Mention unmanned drones these days and you’ll conjure images of tiny plane-like vehicles packing serious heat. Mention unmanned deep sea drones that look like umbrella-shaped aquatic critters and you’ll probably conjure something more like a blank stare.
And yet the notion of a lifelike jellyfish robot isn’t new: Researchers at the University of Texas in Dallas, Providence College in Rhode Island, the University of California in Los Angeles, Stanford University and Virginia Tech have been jointly working on the technology for years. Last March, for instance, we wrote about their work on Robojelly, a silicon-based, hand-sized robot that wriggles like a jellyfish by flexing synthetic muscles to pump out water.
Why not something sleeker or more powerful, say an octopus or a shark? Because the way a jellyfish moves is so efficient that it’s even been studied for non-oceanic engineering purposes, from crafting more efficient submarines and balloon-like flying devices to developing superior alternatives to propeller-based wind turbines.
Imagine a fully-realized version of such a robot running underwater surveillance missions for the U.S. Navy — the marine version of a weaponless drone, in other words, perhaps poking around someone’s oceanfront property (or, heaven forbid, employed in a civilian capacity by ignoble paparazzi to stalk celebrities). Cool, but a little creepy, right?
Also: not a pet project. The researchers have a $5 million grant from the U.S. Naval Undersea Warfare Center and the Office of Naval Research to build robots capable of autonomously scooting around the ocean blue. Their purpose could range from undersea spying for the military to more innocuous activities, say keeping tabs on environmental issues like oil spills or creating detailed maps of the ocean floor.

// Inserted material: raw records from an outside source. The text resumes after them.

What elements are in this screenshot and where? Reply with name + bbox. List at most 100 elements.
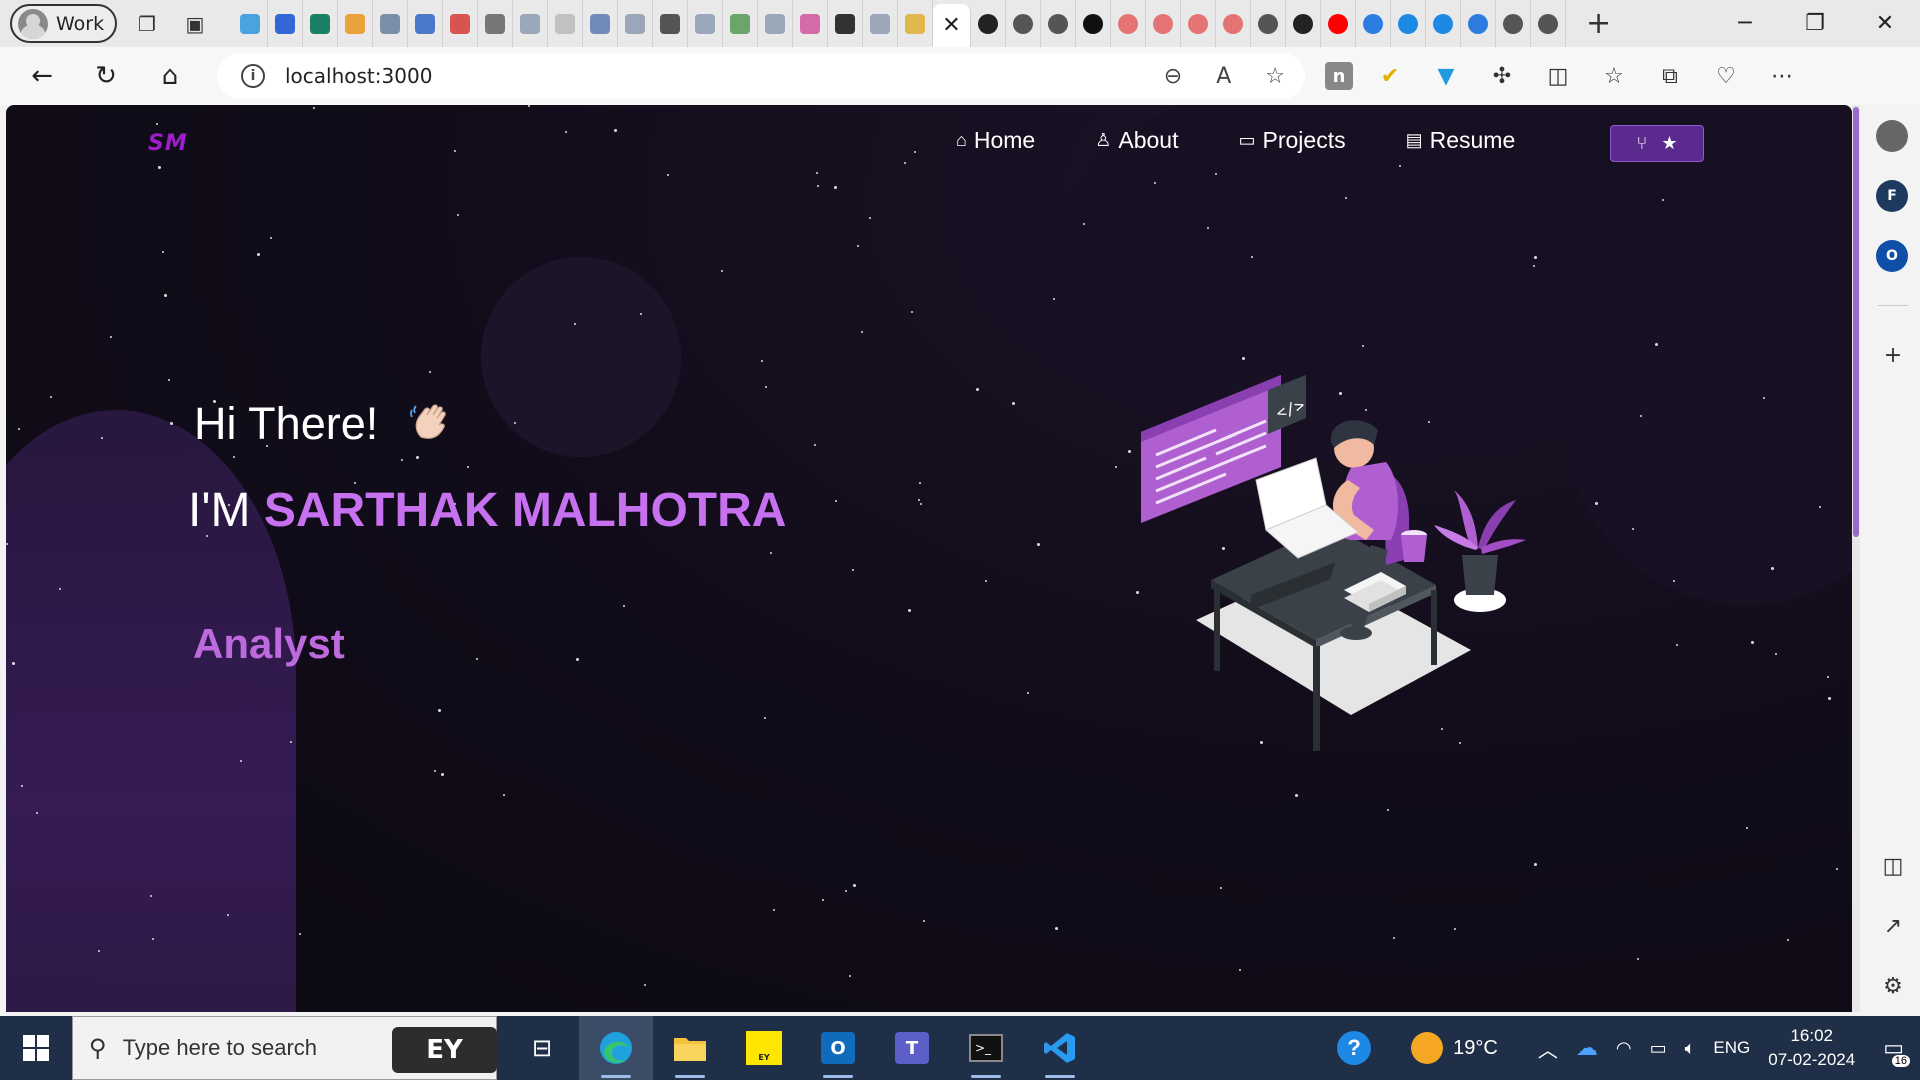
browser-tab[interactable] bbox=[863, 0, 898, 47]
show-hidden-icons[interactable]: ︿ bbox=[1538, 1034, 1558, 1063]
browser-tab[interactable] bbox=[373, 0, 408, 47]
site-logo[interactable]: SM bbox=[148, 131, 188, 156]
onedrive-icon[interactable]: ☁ bbox=[1576, 1035, 1598, 1061]
new-tab-icon[interactable]: + bbox=[1586, 6, 1611, 41]
minimize-icon[interactable]: ─ bbox=[1710, 0, 1780, 47]
browser-tab[interactable] bbox=[338, 0, 373, 47]
terminal-icon[interactable]: >_ bbox=[949, 1016, 1023, 1080]
sidebar-app-f[interactable]: F bbox=[1876, 180, 1908, 212]
browser-tab[interactable] bbox=[268, 0, 303, 47]
sidebar-app-circle[interactable] bbox=[1876, 120, 1908, 152]
extension-check-icon[interactable]: ✔ bbox=[1371, 57, 1409, 95]
zoom-out-icon[interactable]: ⊖ bbox=[1164, 64, 1182, 89]
extension-n-icon[interactable]: n bbox=[1325, 62, 1353, 90]
volume-icon[interactable]: 🔈︎ bbox=[1685, 1038, 1696, 1059]
nav-resume[interactable]: ▤ Resume bbox=[1406, 127, 1516, 154]
weather-temp[interactable]: 19°C bbox=[1453, 1037, 1498, 1060]
browser-tab[interactable] bbox=[1251, 0, 1286, 47]
sidebar-panel-icon[interactable]: ◫ bbox=[1879, 852, 1907, 880]
help-icon[interactable]: ? bbox=[1337, 1031, 1372, 1065]
nav-home[interactable]: ⌂ Home bbox=[956, 127, 1035, 154]
site-info-icon[interactable]: i bbox=[241, 64, 265, 88]
browser-tab[interactable] bbox=[828, 0, 863, 47]
github-fork-star-button[interactable]: ⑂ ★ bbox=[1610, 125, 1704, 162]
ey-app-button[interactable]: EY bbox=[392, 1027, 497, 1073]
browser-tab[interactable] bbox=[758, 0, 793, 47]
browser-tab[interactable] bbox=[233, 0, 268, 47]
notifications-icon[interactable]: ▭ 16 bbox=[1883, 1035, 1910, 1067]
split-screen-icon[interactable]: ◫ bbox=[1539, 57, 1577, 95]
performance-icon[interactable]: ♡ bbox=[1707, 57, 1745, 95]
url-field[interactable]: i localhost:3000 ⊖ A ☆ bbox=[217, 53, 1305, 99]
vscode-icon[interactable] bbox=[1023, 1016, 1097, 1080]
sidebar-open-external-icon[interactable]: ↗ bbox=[1879, 912, 1907, 940]
background-star bbox=[1775, 653, 1777, 655]
browser-tab[interactable] bbox=[478, 0, 513, 47]
browser-tab[interactable] bbox=[618, 0, 653, 47]
collections-icon[interactable]: ⧉ bbox=[1651, 57, 1689, 95]
battery-icon[interactable]: ▭ bbox=[1650, 1038, 1667, 1059]
browser-tab[interactable] bbox=[1321, 0, 1356, 47]
browser-tab[interactable] bbox=[1076, 0, 1111, 47]
browser-tab[interactable] bbox=[408, 0, 443, 47]
home-icon[interactable]: ⌂ bbox=[148, 54, 192, 98]
browser-tab[interactable] bbox=[653, 0, 688, 47]
file-explorer-icon[interactable] bbox=[653, 1016, 727, 1080]
browser-tab[interactable] bbox=[548, 0, 583, 47]
edge-taskbar-icon[interactable] bbox=[579, 1016, 653, 1080]
wifi-icon[interactable]: ◠ bbox=[1616, 1038, 1632, 1059]
favorites-icon[interactable]: ☆ bbox=[1595, 57, 1633, 95]
language-indicator[interactable]: ENG bbox=[1713, 1038, 1750, 1058]
tab-actions-icon[interactable]: ▣ bbox=[177, 6, 213, 42]
browser-tab[interactable] bbox=[793, 0, 828, 47]
clock[interactable]: 16:02 07-02-2024 bbox=[1768, 1024, 1855, 1072]
browser-tab[interactable] bbox=[1006, 0, 1041, 47]
page-scrollbar[interactable] bbox=[1852, 105, 1860, 1012]
nav-projects[interactable]: ▭ Projects bbox=[1238, 127, 1345, 154]
outlook-icon[interactable]: O bbox=[801, 1016, 875, 1080]
browser-tab[interactable] bbox=[971, 0, 1006, 47]
browser-tab[interactable] bbox=[1496, 0, 1531, 47]
browser-tab[interactable] bbox=[898, 0, 933, 47]
task-view-icon[interactable]: ⊟ bbox=[505, 1016, 579, 1080]
read-aloud-icon[interactable]: A bbox=[1216, 64, 1231, 89]
browser-tab[interactable] bbox=[1041, 0, 1076, 47]
browser-tab[interactable] bbox=[1286, 0, 1321, 47]
restore-icon[interactable]: ❐ bbox=[1780, 0, 1850, 47]
nav-about[interactable]: ♙ About bbox=[1095, 127, 1178, 154]
browser-tab[interactable] bbox=[1216, 0, 1251, 47]
close-window-icon[interactable]: ✕ bbox=[1850, 0, 1920, 47]
extension-shield-icon[interactable]: ▼ bbox=[1427, 57, 1465, 95]
browser-tab[interactable] bbox=[1356, 0, 1391, 47]
browser-tab[interactable] bbox=[1111, 0, 1146, 47]
ey-discover-icon[interactable]: EY bbox=[727, 1016, 801, 1080]
refresh-icon[interactable]: ↻ bbox=[84, 54, 128, 98]
start-button[interactable] bbox=[0, 1016, 72, 1080]
sidebar-add-icon[interactable]: + bbox=[1879, 341, 1907, 369]
teams-icon[interactable]: T bbox=[875, 1016, 949, 1080]
browser-tab[interactable] bbox=[303, 0, 338, 47]
browser-tab[interactable] bbox=[1146, 0, 1181, 47]
browser-tab[interactable] bbox=[443, 0, 478, 47]
scrollbar-thumb[interactable] bbox=[1853, 107, 1859, 537]
browser-tab[interactable] bbox=[723, 0, 758, 47]
browser-tab[interactable] bbox=[1531, 0, 1566, 47]
browser-tab[interactable] bbox=[583, 0, 618, 47]
browser-tab[interactable] bbox=[1181, 0, 1216, 47]
browser-tab[interactable] bbox=[1391, 0, 1426, 47]
favorite-star-icon[interactable]: ☆ bbox=[1265, 64, 1285, 89]
sidebar-settings-icon[interactable]: ⚙ bbox=[1879, 972, 1907, 1000]
extensions-icon[interactable]: ✣ bbox=[1483, 57, 1521, 95]
browser-tab[interactable] bbox=[1461, 0, 1496, 47]
sidebar-app-outlook[interactable]: O bbox=[1876, 240, 1908, 272]
active-tab-close-icon[interactable]: ✕ bbox=[933, 4, 971, 47]
profile-button[interactable]: Work bbox=[10, 4, 117, 43]
search-placeholder: Type here to search bbox=[122, 1035, 318, 1060]
back-icon[interactable]: ← bbox=[20, 54, 64, 98]
browser-tab[interactable] bbox=[688, 0, 723, 47]
browser-tab[interactable] bbox=[513, 0, 548, 47]
workspaces-icon[interactable]: ❐ bbox=[129, 6, 165, 42]
more-menu-icon[interactable]: ⋯ bbox=[1763, 57, 1801, 95]
weather-icon[interactable] bbox=[1411, 1032, 1444, 1064]
browser-tab[interactable] bbox=[1426, 0, 1461, 47]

Now meet “Cyro,” the 5-foot, 7-inch, 170-pound latest iteration of this robo-jellyfish project. That’s considerably bigger than Robojelly, in part because a larger robo-jellyfish could carry a more substantial payload, including enough power to stay in the ocean for lengthy periods of time, say weeks, months or longer still. Also: Robojelly required a tether to provide power — Cyro requires none.
According to Geek.com, Cyro consists of a central waterproof shell linked to eight mechanical, segmented, linearly actuated “arms,” over which a piece of pliable silicone is stretched, allowing the arms to flex the sheet and emulate an actual jellyfish’s movements. Cyro gets its name from a species of jellyfish dubbed Cyanea capillata, or “lion’s mane” as it’s more commonly known, plus the word robot. The lion’s mane jellyfish is the world’s largest, found in northerly waters, with some specimens’ bells (the main body) exceeding eight feet in diameter.
The research team still has miles to go before Cyro’s action-ready– it currently gets just four hours from its nickel-metal hydride battery. And it’s not the only game in town, with underwater surveillance research extending to projects like Georgia Tech’s intriguing one to develop collaborative, autonomous robotic entities with specialized functions — robots that communicate with each other to perform distributed roles. Imagine a sea of aquatic micro-bots swimming somewhere out there, doing whatever military-minded micro-bots do.
Still, nothing quite beats the uncanny visual of an underwater robot pulsing along like a jellyfish — almost indistinguishable from an actual jellyfish — potentially keeping tabs on all our maritime moves.